Given that community health centers are already providing high-quality, cost-effective care to underserved populations, they’re a natural source of primary care for new Medicaid enrollees and other previously uninsured people who gain coverage under the ACA. The law’s creators knew this, and included an $11 billion Health Center Trust fund in the ACA for health center capital expenditures and expansions over the FY 2011-2015 period. (Many health centers also received stimulus funds to improve and expand their facilities.) But, as we saw with the Prevention and Public Health Fund, both the Obama Administration and Congress seem to have a hard time resisting the temptation to raid public-health investment funds to plug other budget gaps.

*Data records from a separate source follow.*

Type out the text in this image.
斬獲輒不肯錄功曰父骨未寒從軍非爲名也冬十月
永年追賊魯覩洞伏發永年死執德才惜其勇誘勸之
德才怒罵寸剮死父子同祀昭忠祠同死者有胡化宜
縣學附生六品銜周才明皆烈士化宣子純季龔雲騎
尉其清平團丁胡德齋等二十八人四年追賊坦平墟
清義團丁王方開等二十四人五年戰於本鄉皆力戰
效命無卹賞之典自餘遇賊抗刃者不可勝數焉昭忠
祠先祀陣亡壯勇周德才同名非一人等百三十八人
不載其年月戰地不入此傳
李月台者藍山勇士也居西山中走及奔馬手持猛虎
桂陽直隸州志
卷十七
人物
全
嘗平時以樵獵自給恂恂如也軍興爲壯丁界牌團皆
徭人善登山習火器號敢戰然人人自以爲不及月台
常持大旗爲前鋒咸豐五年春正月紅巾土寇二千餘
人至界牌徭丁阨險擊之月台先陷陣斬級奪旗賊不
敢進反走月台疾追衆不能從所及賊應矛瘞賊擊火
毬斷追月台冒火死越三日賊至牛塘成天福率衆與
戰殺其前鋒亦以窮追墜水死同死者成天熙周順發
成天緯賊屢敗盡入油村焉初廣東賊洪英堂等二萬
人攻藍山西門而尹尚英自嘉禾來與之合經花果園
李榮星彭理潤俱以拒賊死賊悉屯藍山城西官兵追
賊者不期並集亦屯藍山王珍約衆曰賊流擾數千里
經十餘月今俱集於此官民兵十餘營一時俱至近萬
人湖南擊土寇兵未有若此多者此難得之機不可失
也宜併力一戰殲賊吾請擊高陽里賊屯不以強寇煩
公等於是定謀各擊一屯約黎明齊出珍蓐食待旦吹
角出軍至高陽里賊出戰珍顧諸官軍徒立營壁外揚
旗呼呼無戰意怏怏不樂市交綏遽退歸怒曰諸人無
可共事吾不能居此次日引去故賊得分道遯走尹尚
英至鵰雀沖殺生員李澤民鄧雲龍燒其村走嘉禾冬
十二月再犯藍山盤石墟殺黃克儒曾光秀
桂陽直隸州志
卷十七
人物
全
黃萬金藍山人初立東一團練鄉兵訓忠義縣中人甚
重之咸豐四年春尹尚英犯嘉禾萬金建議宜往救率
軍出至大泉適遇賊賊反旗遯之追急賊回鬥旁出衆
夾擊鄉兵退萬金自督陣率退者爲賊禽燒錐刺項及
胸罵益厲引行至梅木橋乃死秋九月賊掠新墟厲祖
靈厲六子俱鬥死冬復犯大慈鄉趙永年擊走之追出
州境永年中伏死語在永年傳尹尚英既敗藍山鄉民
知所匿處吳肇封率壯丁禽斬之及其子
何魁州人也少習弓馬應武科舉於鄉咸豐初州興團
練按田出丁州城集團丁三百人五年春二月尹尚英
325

Under the ACA, Health Center Trust Fund money should have totaled $1 billion in FY 2011, with most of that money going to health-center capacity expansions. But the April 2011 budget deal that averted a government shutdown slashed that to $600 million, and most of that was shifted from expansions to ongoing operations because the budget for funding existing centers’ operations was also cut. The FY 2012 federal appropriations level is also far below the amount specified in the ACA, and will also have to be largely devoted to sustaining existing capacity rather than adding new capacity. (If you want all the gory details, they start on page 12 of this brief from the Kaiser Commission on Medicaid and the Uninsured.)
Investing in community health center expansion could help create the capacity we’ll need to serve new Medicaid beneficiaries and others who gain insurance coverage under the ACA beginning in 2014. It could also lead to better health and long-term healthcare savings in the communities where health centers operate. The hardest part seems to be convincing Congress to resist budget brinksmanship and let the US make this sensible investment in health.